The faster way is to use the child counts of the tree nodes to count the index of the current node (starting from the root), and then use that information to decide if you should proceed to left or right subtree to continue finding the desired index. This makes finding the element with an index O(log n) operation, which is considerably faster than linear in-order traversal with O(n).
For example, consider you wish to find element at the index 5. Since the root node’s left child has zero children, we can then deduce that the root node’s index is zero plus one, equals one. Therefore at the root you already know that the element at index 5 must be at the right subtree of the root. No use navigating the left subtree.
Also, when going to the right child from the root, you can calculate the index of that node, Töllikkö. Since Töllikkö is after the root node, add one to the index of root node, therefore the current index being two (2). Then, since all Töllikkö’s left children are in earlier indices, add the child count of Töllikkö’s left subtree, which is 8, to the current index, having current index of ten (10). And since the left child node must be counted too, not just its children, we add another one (1) to current index, it now being 11. So the index of Töllikkö is 11.
Now we know that since we are finding the index 5, it must be in the left subtree of Töllikkö, so we continue there and ignore Töllikkö’s right subtree.
Moving then to Kantonen, we need to deduct one (1) from the current index, since we moved to earlier indices from Töllikkä, current Index being now 10. This is not yet Kantonen’s index. We need to deduct the number of children in Kantonen’s right child + 1 from the current index, and will get 10 – 6, having 4. That is Kantonen’s index.

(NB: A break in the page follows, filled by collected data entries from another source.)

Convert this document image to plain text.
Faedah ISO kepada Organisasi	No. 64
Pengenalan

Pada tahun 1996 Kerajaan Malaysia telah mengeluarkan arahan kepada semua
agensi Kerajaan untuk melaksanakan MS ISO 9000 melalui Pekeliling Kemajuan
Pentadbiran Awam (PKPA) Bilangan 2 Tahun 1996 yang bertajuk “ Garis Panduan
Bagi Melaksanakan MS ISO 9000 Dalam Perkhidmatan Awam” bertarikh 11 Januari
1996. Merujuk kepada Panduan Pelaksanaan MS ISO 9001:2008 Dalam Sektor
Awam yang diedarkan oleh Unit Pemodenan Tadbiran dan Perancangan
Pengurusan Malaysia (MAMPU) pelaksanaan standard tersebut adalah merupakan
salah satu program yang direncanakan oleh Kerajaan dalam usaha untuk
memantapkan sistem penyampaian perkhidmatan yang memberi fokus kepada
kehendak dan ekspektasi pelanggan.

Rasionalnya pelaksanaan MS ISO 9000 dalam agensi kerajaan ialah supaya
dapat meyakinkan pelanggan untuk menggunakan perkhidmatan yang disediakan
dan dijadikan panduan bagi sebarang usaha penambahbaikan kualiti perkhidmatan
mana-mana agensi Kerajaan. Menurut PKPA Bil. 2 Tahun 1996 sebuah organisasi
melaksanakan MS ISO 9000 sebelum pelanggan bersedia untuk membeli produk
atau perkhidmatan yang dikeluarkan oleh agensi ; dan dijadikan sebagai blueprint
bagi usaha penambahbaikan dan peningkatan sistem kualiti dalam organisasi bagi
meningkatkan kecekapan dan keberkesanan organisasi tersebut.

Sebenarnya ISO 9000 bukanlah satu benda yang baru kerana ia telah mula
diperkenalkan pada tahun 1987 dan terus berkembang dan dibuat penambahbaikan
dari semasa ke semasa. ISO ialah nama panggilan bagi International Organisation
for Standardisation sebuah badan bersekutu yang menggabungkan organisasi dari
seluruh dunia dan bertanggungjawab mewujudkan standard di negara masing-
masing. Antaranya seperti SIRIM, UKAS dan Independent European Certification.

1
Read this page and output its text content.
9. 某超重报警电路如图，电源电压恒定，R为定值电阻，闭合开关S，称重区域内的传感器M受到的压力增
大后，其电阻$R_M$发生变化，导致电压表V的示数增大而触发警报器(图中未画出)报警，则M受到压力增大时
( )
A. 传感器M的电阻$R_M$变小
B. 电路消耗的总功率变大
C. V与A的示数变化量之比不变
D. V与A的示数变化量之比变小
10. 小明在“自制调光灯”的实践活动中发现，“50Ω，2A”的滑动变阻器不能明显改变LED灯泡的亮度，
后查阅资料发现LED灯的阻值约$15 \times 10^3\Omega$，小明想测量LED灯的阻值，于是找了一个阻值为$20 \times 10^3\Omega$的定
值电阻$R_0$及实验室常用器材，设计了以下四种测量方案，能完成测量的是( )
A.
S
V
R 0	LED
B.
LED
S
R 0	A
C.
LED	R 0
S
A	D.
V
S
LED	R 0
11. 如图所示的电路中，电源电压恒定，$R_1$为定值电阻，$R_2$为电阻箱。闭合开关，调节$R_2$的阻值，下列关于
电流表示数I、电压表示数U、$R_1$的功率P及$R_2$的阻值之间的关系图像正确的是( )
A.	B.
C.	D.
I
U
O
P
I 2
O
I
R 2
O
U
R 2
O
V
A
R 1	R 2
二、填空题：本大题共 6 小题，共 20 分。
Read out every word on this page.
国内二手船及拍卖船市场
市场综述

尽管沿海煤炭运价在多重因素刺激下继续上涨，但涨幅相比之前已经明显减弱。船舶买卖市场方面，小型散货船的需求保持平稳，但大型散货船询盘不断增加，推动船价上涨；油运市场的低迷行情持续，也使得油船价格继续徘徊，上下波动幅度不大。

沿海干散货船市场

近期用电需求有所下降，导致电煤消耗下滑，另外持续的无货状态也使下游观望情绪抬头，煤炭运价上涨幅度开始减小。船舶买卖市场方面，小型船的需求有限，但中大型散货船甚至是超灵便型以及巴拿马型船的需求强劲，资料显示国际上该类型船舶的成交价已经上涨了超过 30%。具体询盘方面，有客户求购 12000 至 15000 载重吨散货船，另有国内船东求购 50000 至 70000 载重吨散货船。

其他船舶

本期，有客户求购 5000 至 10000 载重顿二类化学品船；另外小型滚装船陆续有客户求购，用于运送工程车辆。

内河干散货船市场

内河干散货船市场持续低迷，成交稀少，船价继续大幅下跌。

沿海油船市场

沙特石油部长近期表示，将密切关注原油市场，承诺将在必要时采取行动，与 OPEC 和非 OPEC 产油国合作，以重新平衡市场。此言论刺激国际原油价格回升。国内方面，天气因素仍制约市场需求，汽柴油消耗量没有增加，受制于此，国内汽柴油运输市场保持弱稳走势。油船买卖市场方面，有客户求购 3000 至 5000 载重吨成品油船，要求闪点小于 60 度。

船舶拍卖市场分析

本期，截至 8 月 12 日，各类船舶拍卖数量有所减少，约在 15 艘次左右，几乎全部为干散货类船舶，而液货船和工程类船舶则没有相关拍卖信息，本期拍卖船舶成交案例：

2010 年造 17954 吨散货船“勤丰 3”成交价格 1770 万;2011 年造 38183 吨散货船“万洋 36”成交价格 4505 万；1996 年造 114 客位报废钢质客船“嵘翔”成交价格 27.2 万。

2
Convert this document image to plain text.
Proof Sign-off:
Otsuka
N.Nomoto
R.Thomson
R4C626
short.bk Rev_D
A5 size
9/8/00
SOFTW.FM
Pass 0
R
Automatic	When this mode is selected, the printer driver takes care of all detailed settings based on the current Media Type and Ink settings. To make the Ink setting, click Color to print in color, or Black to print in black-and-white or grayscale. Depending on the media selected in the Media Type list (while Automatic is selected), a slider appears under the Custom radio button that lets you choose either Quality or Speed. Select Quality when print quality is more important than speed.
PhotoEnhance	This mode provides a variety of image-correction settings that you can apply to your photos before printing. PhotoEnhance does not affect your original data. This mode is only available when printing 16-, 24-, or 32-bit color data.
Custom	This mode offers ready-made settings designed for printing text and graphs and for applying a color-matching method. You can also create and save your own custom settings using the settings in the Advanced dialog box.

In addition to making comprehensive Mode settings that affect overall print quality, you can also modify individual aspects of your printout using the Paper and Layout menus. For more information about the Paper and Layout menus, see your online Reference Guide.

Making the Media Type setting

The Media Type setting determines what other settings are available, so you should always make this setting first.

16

Since 4 is smaller than 5, we know we need to proceed to the right subtree of Kantonen to find the index 5. Advancing there, in Numminen, we need to add 1 to the current index since we are going “forward” in the index order to bigger indices, as well as the count of children + 1 (the subtree itself) in Numminen’s left subtree, in so current index (Numminen’s) is now 6.
Since 6 < 5 we know to continue searching the index from Numminen’s left subtree there we go (to Kappalainen), deducing one (1) from current index, it now being 5. Now, earlier, when moving to left (to Kantonen), we also deducted the number of children in Kantonen’s right subtree. But since Kappalainen has no right subtree, we deduct nothing.
Now we see that current index is 5, the same we are searching for. So, we can stop the search and return Kappalainen as the element in the index 5 in the tree.
Using this principle of knowing the count of children in each tree node, we can directly proceed to the correct subtree, either left or right, and therefore replacing the linear in-order search with faster logarithmic search. With large data sets, this is considerably faster.
While demonstrating this to students using the course project app TIRA Coders, we saw that loading 1 000 000 coders to the course TIRA Coders app, the O(n) index finding operation (required by the Java Swing table view) made the app quite slow and sluggy. When scrolling, the app kept scrolling long time after I lifted my hand off the mouse wheel. Swing Table view was getting the objects in the visible indices constantly while scrolling and as this is O(n) operation, everything was really, really slow.
When replaced by the O(log n) operation described above, using the app was a breeze even with the same number of one million data elements in the BST; there was no lags in scrolling the table view nor in selecting rows in the table.
So, if you need to access BST elements by the index, consider using the algorithm described above. Obviously, for this to work, you need to update the child counts in parent nodes while adding nodes to the BST. If your BST supports removing nodes and balancing the BST, you need to update the child counts also in those situations.
(I won’t share any code yet, since the students are currently implementing this (optional) feature with the given pseudocode in their BST programming task.)